21 November 2008

BBC: No Comment is Good Comment

Graham Steel has asked me what I think about this:

BBC shows including EastEnders, Heroes and Never Mind The Buzzcocks will be available to watch live online from next week, the BBC has announced.

BBC One and BBC Two will be streamed live - just as BBC Three, BBC Four, CBBC, CBeebies and BBC News are already broadcast on their channel websites.

And the answer is: nothing. I have zero to say on the subject.

And that's good, because it means that despite my deep concerns about the BBC in general, there doesn't seem to be a problem with live streaming (assuming it works on GNU/Linux like the stuff currently available.) Since there are no DRM issues here, there aren't any issues about the BBC not fully supporting free software.

Of course, they are still one or two *other* problemettes with the scheme, but at least they are platform-agnostic problemettes....


Anonymous said...

Regarding your last paragraph and those problemettes, yes indeed, our national state sponsored religion, the avuncular "Auntie"!

Here's a screenshot of the BBC News website front page taken earlier this evening, in which the Beeb shows the other side of its character:


At the bottom of the right-hand column, buried among the friendly, inclusive, and easily accessibility content is the incongruous, Stasi-esque warning:

"Don't put it off. Pay online now. It's all in the database"!

We've seen this before. Here are a couple of charming pictures I took a couple of months back in south London (the week of the "Freedom not Fear" event, ironically):

It seems increasingly likely that the iPlayer will be used effectively as a Trojan Horse, intended to (sooner or later) render any device capable of running it as "Licence Fee liable".

If that's really the case it will be ironic for many of us. Having worked hard to shrug off the Microsoft tax, it's starting to seem likely that it will be replaced by a new state-imposed tax on computer ownership.

I have already paid for my computers. The money went to the companies that *deserved* it, namely, those which manufactured the components that I used to build the machines.
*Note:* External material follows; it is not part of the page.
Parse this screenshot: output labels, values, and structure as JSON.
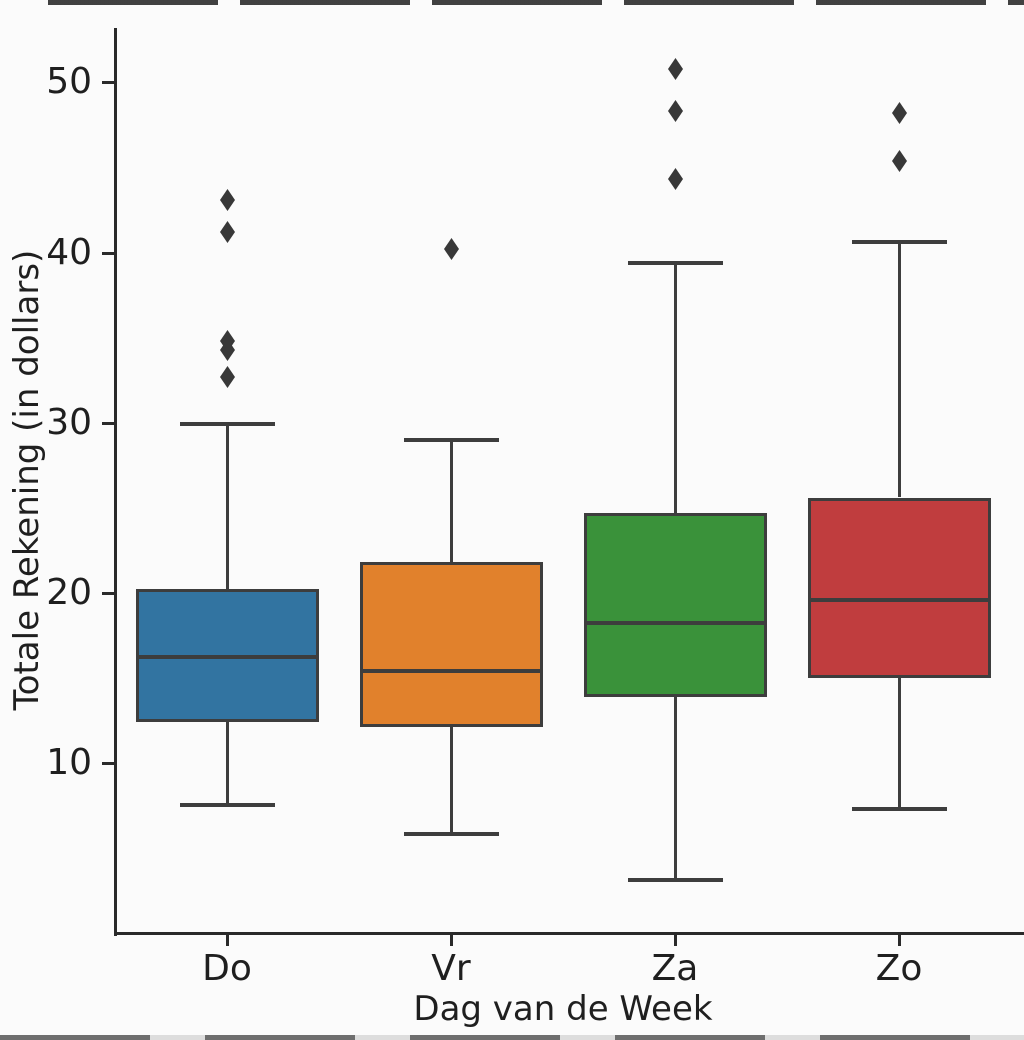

I completely fail to see how the hell the Beeb is going to morally justify muscling in on the sticker price.

The BBC reminds me of my old university student union. Ever-expanding, continually increasing turnover, suffering from chronic feature creep and burgeoning out of control. By the time I left uni it resembled a politically correct shopping mall. When I look at the Beeb I just get deja vu.
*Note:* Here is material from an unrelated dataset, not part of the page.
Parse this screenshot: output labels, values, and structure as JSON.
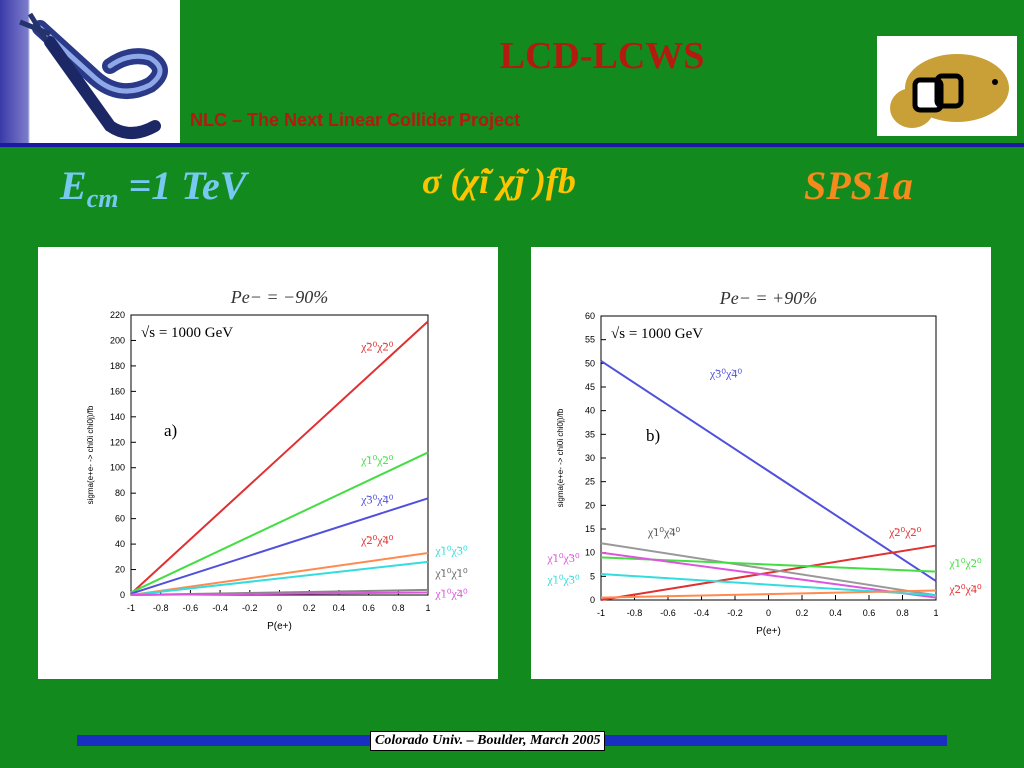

Maybe I'm being unduly pessimistic. Perhaps the BBC will scale back its operations and dedicate itself to providing simple, high-quality public news and information services, and will lose its enormous entertainment budget. This will in turn reduce its thirst for money earned and generated by others, that morally belongs in their pockets and not those of the BBC.

No doubt Ms Blears regards comments such as this one as yet more "corrosive cynicism" posted on an "unregulated" website. Well, I look forward to her and her colleagues proving me utterly wrong on this matter.

Bob Hazard said...

I know you think that Auntie is in bed with Microsoft but they did mention us last Monday too:


Glyn Moody said...

Looking on the bright side - well, I have to try - it might be that this is simply a step too far: you can't end up trying to impose the licence fee on *every* PC in the UK. Perhaps we can go back to taxing just TVs.

As for Ms Blears, well, I think we're pretty aligned on this one....

Glyn Moody said...

@BobCFC: hey, even dictatorships make mistakes....

Dr. Roy Schestowitz said...

Can Auntie be saved? Or is it a lost cause like ISO?

Think before shooting an injured deer.